Before we became colleagues, Darryl worked with Andre Martin to build and implement the first Distribution Resource Planning (DRP) system at Abbott Labs in Montreal – connecting distribution and manufacturing operations, working to a single set of numbers, and changing how distribution and manufacturing operations were planned forever.

We met and began our collaboration at Canadian Tire, in Toronto, Canada in the mid-1990s. The team I was leading was in the process of re-engineering how product flow planning was done. Darryl (and Andre) helped us convince the Executive team that our design – essentially Flowcasting – would work and also helped us during the initial implementation, especially with respect to education and supplier scheduling.

Shortly after, he and Andre took their idea of an integrated supply chain to see some of the big technology players in the supply chain planning space – with a goal to get them to build a store-level, integrated solution – even offering to help in the process. But every one of them said no. They didn’t believe the market need was there and/or a solution could be built to scale to the retail volumes and specific planning challenges.

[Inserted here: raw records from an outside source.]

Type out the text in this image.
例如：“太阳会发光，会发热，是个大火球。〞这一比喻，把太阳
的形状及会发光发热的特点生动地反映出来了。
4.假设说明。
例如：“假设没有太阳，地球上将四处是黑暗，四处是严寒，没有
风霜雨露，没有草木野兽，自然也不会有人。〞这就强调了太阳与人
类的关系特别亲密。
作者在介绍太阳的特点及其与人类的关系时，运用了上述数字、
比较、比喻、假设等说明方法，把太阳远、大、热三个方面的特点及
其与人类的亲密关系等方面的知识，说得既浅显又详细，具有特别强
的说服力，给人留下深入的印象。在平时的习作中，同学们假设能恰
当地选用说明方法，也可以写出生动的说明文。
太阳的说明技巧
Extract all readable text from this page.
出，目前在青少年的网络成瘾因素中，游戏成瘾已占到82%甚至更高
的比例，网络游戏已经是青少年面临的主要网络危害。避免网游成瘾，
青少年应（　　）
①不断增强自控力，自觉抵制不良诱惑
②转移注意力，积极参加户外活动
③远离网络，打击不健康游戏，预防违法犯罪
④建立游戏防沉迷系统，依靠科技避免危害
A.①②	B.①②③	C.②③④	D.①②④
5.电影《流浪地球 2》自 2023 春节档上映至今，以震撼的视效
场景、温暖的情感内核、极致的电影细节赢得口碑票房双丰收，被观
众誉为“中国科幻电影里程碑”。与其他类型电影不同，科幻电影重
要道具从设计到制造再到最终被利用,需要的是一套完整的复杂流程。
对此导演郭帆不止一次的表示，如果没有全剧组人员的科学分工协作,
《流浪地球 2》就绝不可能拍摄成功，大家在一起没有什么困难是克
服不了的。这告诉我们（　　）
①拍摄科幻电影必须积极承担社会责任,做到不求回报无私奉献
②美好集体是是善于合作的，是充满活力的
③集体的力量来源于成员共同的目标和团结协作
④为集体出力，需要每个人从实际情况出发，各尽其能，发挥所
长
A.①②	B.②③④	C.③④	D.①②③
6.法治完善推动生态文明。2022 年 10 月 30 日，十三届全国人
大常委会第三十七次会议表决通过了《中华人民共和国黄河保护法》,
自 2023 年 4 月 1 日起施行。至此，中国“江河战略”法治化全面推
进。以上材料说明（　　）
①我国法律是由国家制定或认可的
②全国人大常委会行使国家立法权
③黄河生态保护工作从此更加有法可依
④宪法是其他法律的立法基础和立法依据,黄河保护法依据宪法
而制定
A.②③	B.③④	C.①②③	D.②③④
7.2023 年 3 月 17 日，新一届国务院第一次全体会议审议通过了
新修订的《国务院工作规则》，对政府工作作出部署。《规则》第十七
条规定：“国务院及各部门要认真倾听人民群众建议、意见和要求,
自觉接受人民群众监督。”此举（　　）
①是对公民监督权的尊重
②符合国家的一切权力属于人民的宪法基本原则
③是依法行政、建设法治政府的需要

Undaunted, and in keeping with an autotelic philosophy, they said “fuck it, we’ll build it ourselves. And they did. Darryl was the chief architect, along the way teaching himself Java and how to code again.

The result was a stunningly simple and elegant solution, including developing leading retail solutions for slow sellers, seasonal planning, promotions, scalability, and true daily net-change planning, among others.

The love of the work inspired him…and still does.

In fact, he’s just finishing re-architecting the solution to a leading-edge, ultra-modern platform to provide clients a robust, flexible, infinitely scalable, and affordable solution.

At any time, someone is always the best in the world.

In tennis, it’s Novak.

For Flowcasting solutions, it’s Darryl.

Perhaps there’s a lesson here.

Maybe, to be the best in the world, you need to be autotelic!